Но главное: Идея потеряна. С этой телеги, которую запрягал Станиславский, она упала. Ее надо заново найти. Идея определяет все. И сразу выстраивает задачу: какая репертуарная политика, как формировать творческий состав, как строить административно-хозяйственную деятельность.
— А некоторые считают, что не нужна никакая идея сегодня. Ни Московскому художественному театру, ни вообще. Театр в наши дни должен быть проектным.
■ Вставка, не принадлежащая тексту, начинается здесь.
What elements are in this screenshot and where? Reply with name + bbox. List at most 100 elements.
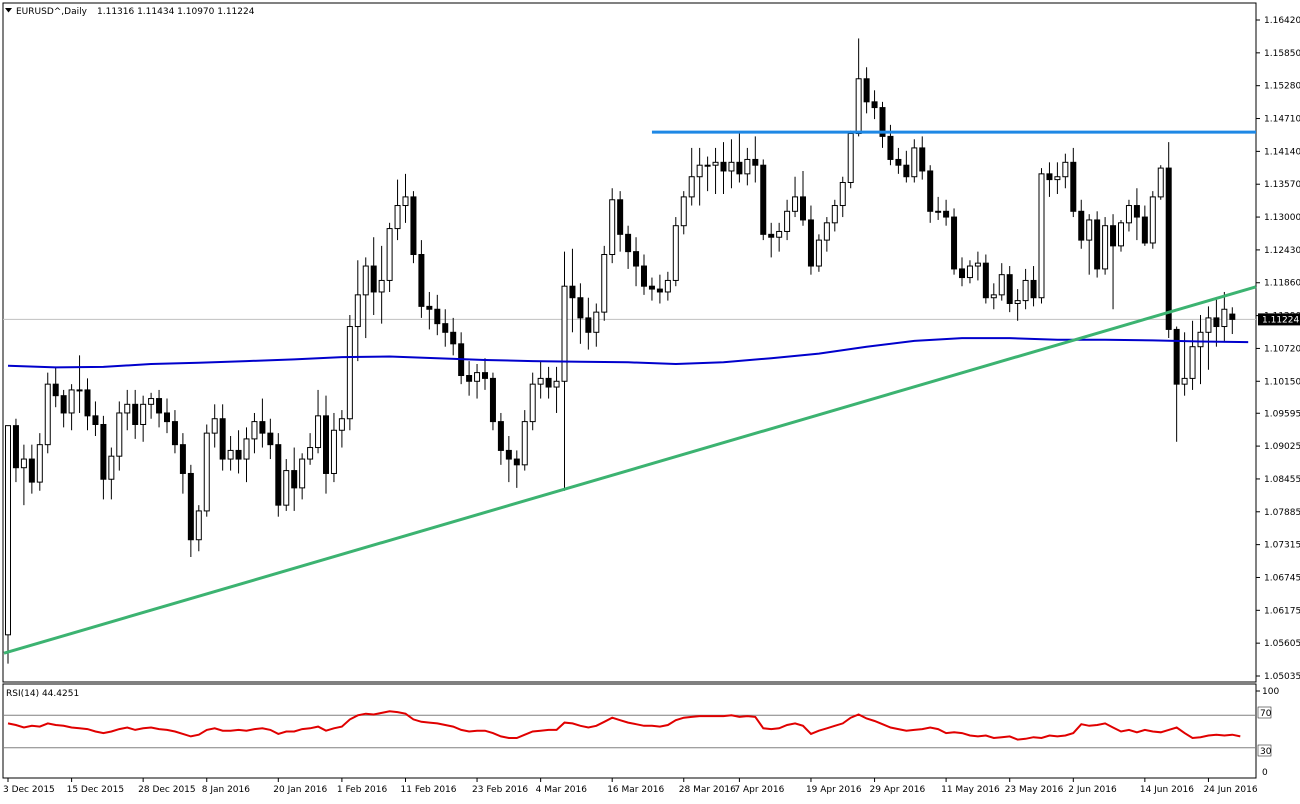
candle-bull [124,403,131,414]
candle-bear [943,210,950,218]
rsi-line [7,710,1241,741]
candle-bear [156,398,163,414]
candle-bear [323,415,329,474]
rsi-axis: 100 70 30 0 [1256,687,1279,778]
price-axis: 1.16420 1.15850 1.15280 1.14710 1.14140 1.135… [1256,16,1300,682]
candle-bear [12,425,19,469]
candle-bull [609,199,616,256]
candle-bull [593,311,600,333]
candle-bear [1229,313,1236,320]
candle-bull [68,389,75,414]
candle-bull [688,176,695,198]
candle-bear [656,288,663,293]
candle-bear [187,472,194,541]
candle-bull [1205,317,1212,333]
candle-bear [60,395,67,414]
candle-bear [736,161,743,175]
rsi-tick-100: 100 [1262,687,1279,697]
time-tick-label: 14 Jun 2016 [1140,785,1194,795]
candle-bear [1006,274,1013,304]
price-tick-label: 1.07885 [1264,508,1300,518]
candle-bull [474,372,481,382]
current-price-line: 1.11224 [3,313,1300,326]
candle-bear [1165,167,1172,330]
candle-bear [235,449,242,460]
candle-bear [919,147,926,172]
time-tick-label: 8 Jan 2016 [202,785,250,795]
candle-bull [108,455,115,480]
candle-bear [219,418,226,460]
candle-bull [1157,167,1164,198]
candle-bear [927,170,934,212]
candle-bear [1030,279,1037,299]
price-tick-label: 1.16420 [1264,16,1300,26]
candle-bull [346,326,353,420]
candle-bear [982,262,989,299]
candle-bull [5,425,11,636]
candle-bull [140,403,147,425]
candle-bear [577,297,584,319]
moving-average-line [7,337,1249,369]
rsi-level-box-30 [1257,744,1272,757]
candle-bull [243,438,250,460]
price-tick-label: 1.09025 [1264,442,1300,452]
candle-bull [354,294,361,328]
candle-bear [633,251,640,267]
candle-bull [990,294,997,299]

— Отвратительная мысль! И полностью для русского театра неорганичная. У нас главным всегда были художественная идеология, школа, репертуарная основа, дисциплина. Репертуарный театр — живая машина, в которой очень трудно работать. Да, мучительно, борьба, труд. Но только в репертуарных театрах молодежь способна понять, что нет последнего этажа в искусстве, что надо себя совершенствовать, двигаться, развиваться. Проектные дела куда легче: случилось — разбежались, не случилось — тоже разбежались.
Ефремов много лет художественную идею держал. Он, кстати, очень внимательно изучал не Станиславского, а Немировича-Данченко. И ребятам, команде Женовача, надо заново искать эту идею.